DeepSeek V4 launch roundup: 2M context, dynamic sparse, Ascend-trained
Cross-platform chatter on Twitter, Reddit and Hacker News converges on three claims about DeepSeek V4: a 2,000,000-token context window, a dynamic sparse MoE architecture, and end-to-end pre-training on Huawei Ascend.
Three headline claims
- 2M-token context window: roughly 16x larger than V3's 128K. Leaked needle-in-a-haystack charts reportedly hold 97%+ recall at 1.8M depth, which the community reads as native long-sequence training rather than RoPE extrapolation.
- Dynamic sparse architecture: routing is claimed to be per-token AND per-layer, with ~30B active params out of a 600B+ total. Alleged internal profiling shows expert-utilization variance dropping ~40% vs V3.
- Trained on Huawei Ascend: multiple cross-referenced posts say V4 was pre-trained entirely on Ascend 910C clusters (10k+ NPUs) using MindSpore plus an in-house collective-comms library — zero NVIDIA in the training path.
Community reactions
@teortaxesTex (X): "V4 isn't just bigger MoE. Routing is dynamic per token AND per layer — think MoE x MoD hybrid."

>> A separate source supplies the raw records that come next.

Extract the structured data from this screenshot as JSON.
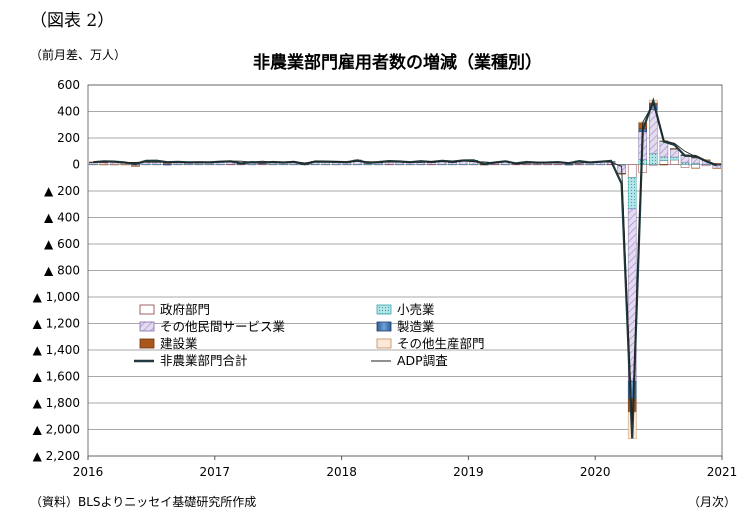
{
  "figure_label": "（図表 2）",
  "unit_label": "（前月差、万人）",
  "source_note": "（資料）BLSよりニッセイ基礎研究所作成",
  "period_label": "（月次）",
  "chart_data": {
    "type": "bar",
    "title": "非農業部門雇用者数の増減（業種別）",
    "ylim": [
      -2200,
      600
    ],
    "yticks": [
      600,
      400,
      200,
      0,
      -200,
      -400,
      -600,
      -800,
      -1000,
      -1200,
      -1400,
      -1600,
      -1800,
      -2000,
      -2200
    ],
    "ytick_labels": [
      "600",
      "400",
      "200",
      "0",
      "▲ 200",
      "▲ 400",
      "▲ 600",
      "▲ 800",
      "▲ 1,000",
      "▲ 1,200",
      "▲ 1,400",
      "▲ 1,600",
      "▲ 1,800",
      "▲ 2,000",
      "▲ 2,200"
    ],
    "xtick_labels": [
      "2016",
      "2017",
      "2018",
      "2019",
      "2020",
      "2021"
    ],
    "grid": true,
    "legend_position": "center-left",
    "categories": [
      "2016-01",
      "2016-02",
      "2016-03",
      "2016-04",
      "2016-05",
      "2016-06",
      "2016-07",
      "2016-08",
      "2016-09",
      "2016-10",
      "2016-11",
      "2016-12",
      "2017-01",
      "2017-02",
      "2017-03",
      "2017-04",
      "2017-05",
      "2017-06",
      "2017-07",
      "2017-08",
      "2017-09",
      "2017-10",
      "2017-11",
      "2017-12",
      "2018-01",
      "2018-02",
      "2018-03",
      "2018-04",
      "2018-05",
      "2018-06",
      "2018-07",
      "2018-08",
      "2018-09",
      "2018-10",
      "2018-11",
      "2018-12",
      "2019-01",
      "2019-02",
      "2019-03",
      "2019-04",
      "2019-05",
      "2019-06",
      "2019-07",
      "2019-08",
      "2019-09",
      "2019-10",
      "2019-11",
      "2019-12",
      "2020-01",
      "2020-02",
      "2020-03",
      "2020-04",
      "2020-05",
      "2020-06",
      "2020-07",
      "2020-08",
      "2020-09",
      "2020-10",
      "2020-11",
      "2020-12"
    ],
    "series": [
      {
        "name": "政府部門",
        "style": "gov",
        "color": "#ffffff",
        "values": [
          1,
          1,
          1,
          1,
          1,
          1,
          1,
          1,
          1,
          1,
          1,
          1,
          1,
          1,
          1,
          1,
          1,
          1,
          1,
          1,
          1,
          1,
          1,
          1,
          1,
          1,
          1,
          1,
          1,
          1,
          1,
          1,
          1,
          1,
          1,
          1,
          1,
          1,
          1,
          1,
          1,
          1,
          1,
          1,
          1,
          1,
          1,
          1,
          1,
          1,
          -2,
          -98,
          -59,
          -5,
          30,
          34,
          -22,
          -27,
          -10,
          -4
        ]
      },
      {
        "name": "小売業",
        "style": "retail",
        "color": "#a8dde0",
        "values": [
          1,
          1,
          1,
          1,
          0,
          1,
          1,
          0,
          1,
          1,
          1,
          1,
          1,
          0,
          0,
          1,
          0,
          1,
          1,
          1,
          0,
          1,
          1,
          1,
          1,
          1,
          1,
          1,
          0,
          1,
          1,
          1,
          0,
          1,
          1,
          1,
          1,
          0,
          0,
          1,
          0,
          0,
          0,
          0,
          0,
          0,
          0,
          1,
          1,
          0,
          -4,
          -237,
          37,
          85,
          27,
          22,
          14,
          10,
          3,
          -4
        ]
      },
      {
        "name": "その他民間サービス業",
        "style": "svc",
        "color": "#d8cdea",
        "values": [
          14,
          14,
          16,
          10,
          -10,
          22,
          18,
          10,
          14,
          10,
          12,
          12,
          16,
          17,
          6,
          14,
          10,
          15,
          12,
          14,
          1,
          18,
          16,
          13,
          12,
          24,
          8,
          12,
          19,
          16,
          12,
          16,
          14,
          20,
          13,
          24,
          24,
          3,
          13,
          20,
          7,
          13,
          13,
          14,
          16,
          12,
          20,
          16,
          18,
          20,
          -60,
          -1300,
          210,
          330,
          115,
          60,
          52,
          40,
          28,
          -20
        ]
      },
      {
        "name": "製造業",
        "style": "mfg",
        "color": "#4f81bd",
        "values": [
          1,
          0,
          0,
          0,
          -1,
          1,
          1,
          -1,
          0,
          1,
          0,
          1,
          1,
          2,
          1,
          1,
          0,
          1,
          2,
          2,
          1,
          2,
          3,
          3,
          2,
          3,
          2,
          2,
          2,
          3,
          3,
          2,
          2,
          3,
          3,
          3,
          1,
          0,
          0,
          0,
          0,
          2,
          1,
          0,
          0,
          -4,
          5,
          0,
          0,
          1,
          -2,
          -133,
          22,
          36,
          4,
          3,
          6,
          3,
          3,
          3
        ]
      },
      {
        "name": "建設業",
        "style": "cons",
        "color": "#a9571a",
        "values": [
          2,
          2,
          3,
          1,
          -1,
          1,
          2,
          1,
          1,
          1,
          1,
          1,
          3,
          4,
          0,
          1,
          1,
          1,
          0,
          2,
          0,
          2,
          2,
          3,
          2,
          5,
          1,
          2,
          3,
          1,
          2,
          3,
          2,
          3,
          3,
          3,
          4,
          -2,
          1,
          3,
          0,
          2,
          0,
          1,
          1,
          1,
          1,
          0,
          4,
          0,
          -3,
          -100,
          46,
          15,
          -1,
          1,
          2,
          4,
          1,
          5
        ]
      },
      {
        "name": "その他生産部門",
        "style": "oth",
        "color": "#fde9d9",
        "values": [
          0,
          -1,
          -1,
          -1,
          -1,
          0,
          0,
          0,
          0,
          0,
          0,
          0,
          0,
          0,
          0,
          0,
          0,
          0,
          0,
          0,
          0,
          0,
          0,
          0,
          0,
          0,
          0,
          0,
          0,
          0,
          0,
          0,
          0,
          0,
          0,
          0,
          0,
          0,
          0,
          0,
          0,
          0,
          0,
          0,
          0,
          0,
          0,
          0,
          0,
          0,
          -1,
          -200,
          5,
          20,
          5,
          0,
          0,
          -3,
          2,
          -2
        ]
      }
    ],
    "lines": [
      {
        "name": "非農業部門合計",
        "style": "thick",
        "color": "#1f3b3d",
        "values": [
          17,
          24,
          22,
          15,
          3,
          28,
          29,
          17,
          20,
          16,
          17,
          16,
          21,
          24,
          8,
          18,
          13,
          19,
          15,
          20,
          2,
          23,
          22,
          20,
          17,
          31,
          13,
          18,
          26,
          23,
          17,
          25,
          19,
          27,
          22,
          30,
          31,
          3,
          15,
          24,
          8,
          19,
          14,
          15,
          18,
          10,
          26,
          15,
          21,
          27,
          -144,
          -2068,
          262,
          479,
          173,
          149,
          66,
          64,
          26,
          -6
        ]
      },
      {
        "name": "ADP調査",
        "style": "thin",
        "color": "#222222",
        "values": [
          17,
          19,
          18,
          15,
          15,
          18,
          17,
          18,
          16,
          15,
          18,
          17,
          22,
          26,
          25,
          17,
          25,
          18,
          17,
          23,
          12,
          23,
          19,
          23,
          21,
          24,
          21,
          19,
          18,
          18,
          19,
          16,
          23,
          23,
          19,
          27,
          21,
          19,
          13,
          25,
          3,
          10,
          14,
          17,
          13,
          12,
          10,
          18,
          20,
          18,
          -14,
          -1950,
          320,
          460,
          180,
          160,
          100,
          60,
          25,
          -5
        ]
      }
    ]
  }
}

@dylan522p (X): "First frontier-class model trained 100% on domestic silicon — if true, this is the actual decoupling moment."
u/llama_maxxer (r/LocalLLaMA, up 842): "If 2M is real, the entire RAG category has to be rewritten this year."
simonw (HN, up 612): "If the weights drop with a real 2M context that isn't a lobotomy past 200K, this is a bigger deal than V3 was."
What still needs to be verified
[ ] Official technical report PDF
[ ] HuggingFace weights published
[ ] Third-party long-context benchmark
[ ] Ascend training MFU numbers
Consensus release window is late April. If all four land within two weeks, V4 becomes the first end-to-end domestic frontier model event of 2026.